Here we must conclude our comparison of those two allied species, homo sapiens and homo fictus. Homo fictus is more elusive than his cousin. He is created in the minds of hundreds of different novelists, who have conflicting methods of gestation, so one must not generalize. Still, one can say a little about him. He is generally born off, he is capable of dying on, he wants little food or sleep, he is tirelessly occupied with human relationships. And—most important—we can know more about him than we can know about any of our fellow creatures, because his creator and narrator are one. Were we equipped for hyperbole we might exclaim at this point: "If God could tell the story of the Universe, the Universe would become fictitious."

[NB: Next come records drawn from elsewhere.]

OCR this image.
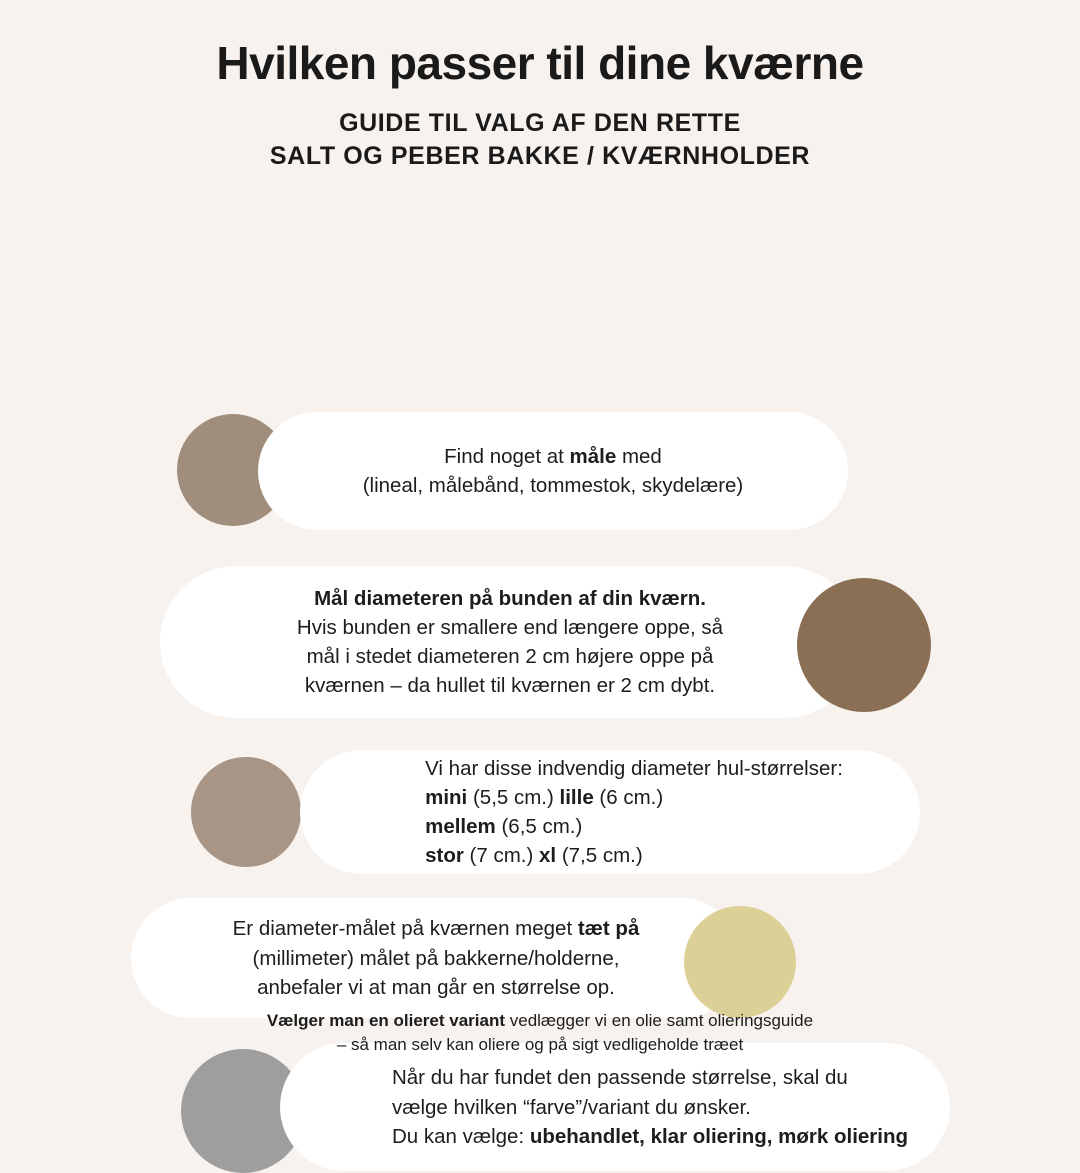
Hvilken passer til dine kværne
GUIDE TIL VALG AF DEN RETTE
SALT OG PEBER BAKKE / KVÆRNHOLDER
Find noget at måle med
(lineal, målebånd, tommestok, skydelære)
Mål diameteren på bunden af din kværn.
Hvis bunden er smallere end længere oppe, så
mål i stedet diameteren 2 cm højere oppe på
kværnen – da hullet til kværnen er 2 cm dybt.
Vi har disse indvendig diameter hul-størrelser:
mini (5,5 cm.) lille (6 cm.)
mellem (6,5 cm.)
stor (7 cm.) xl (7,5 cm.)
Er diameter-målet på kværnen meget tæt på
(millimeter) målet på bakkerne/holderne,
anbefaler vi at man går en størrelse op.
Når du har fundet den passende størrelse, skal du
vælge hvilken “farve”/variant du ønsker.
Du kan vælge: ubehandlet, klar oliering, mørk oliering
Vælger man en olieret variant vedlægger vi en olie samt olieringsguide
– så man selv kan oliere og på sigt vedligeholde træet
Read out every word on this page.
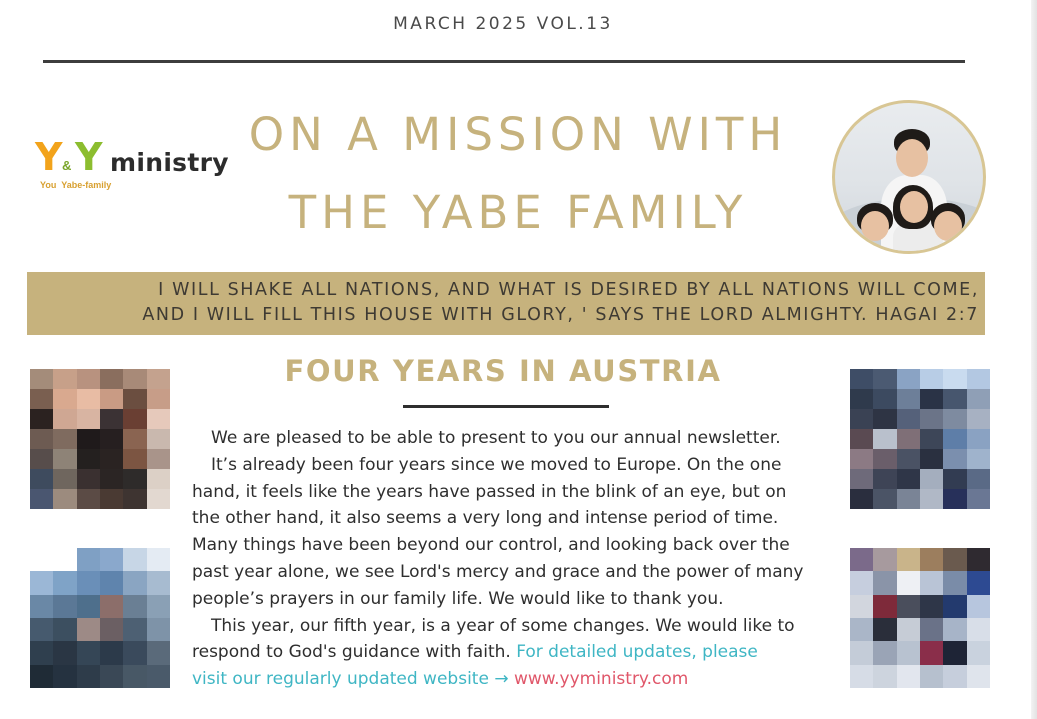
MARCH 2025 VOL.13
Y & Y ministry
You Yabe-family
ON A MISSION WITH
THE YABE FAMILY
I WILL SHAKE ALL NATIONS, AND WHAT IS DESIRED BY ALL NATIONS WILL COME,
AND I WILL FILL THIS HOUSE WITH GLORY, ' SAYS THE LORD ALMIGHTY. HAGAI 2:7
FOUR YEARS IN AUSTRIA
We are pleased to be able to present to you our annual newsletter.
It’s already been four years since we moved to Europe. On the one
hand, it feels like the years have passed in the blink of an eye, but on
the other hand, it also seems a very long and intense period of time.
Many things have been beyond our control, and looking back over the
past year alone, we see Lord's mercy and grace and the power of many
people’s prayers in our family life. We would like to thank you.
This year, our fifth year, is a year of some changes. We would like to
respond to God's guidance with faith. For detailed updates, please
visit our regularly updated website → www.yyministry.com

For this is the principle involved.


Let us, after these high speculations, take an easy character and study it for a little. Moll Flanders will do. She fills the book that bears her name, or rather stands alone in it, like a tree in a park, so that we can see her from every aspect and are not bothered by rival growths. Defoe is telling a story, like Scott, and we shall find stray threads left about in much the same way, on the chance of the writer wanting to pick them up afterwards: Moll's early batch of children for instance. But the parallel between Scott and Defoe cannot be pressed. What interested Defoe was the heroine, and the form of his book proceeds naturally out of her character. Seduced by a younger brother and married to an elder, she takes to husbands in the earlier and brighter part of her career: not to prostitution, which she detests with all the force of a decent and affectionate heart.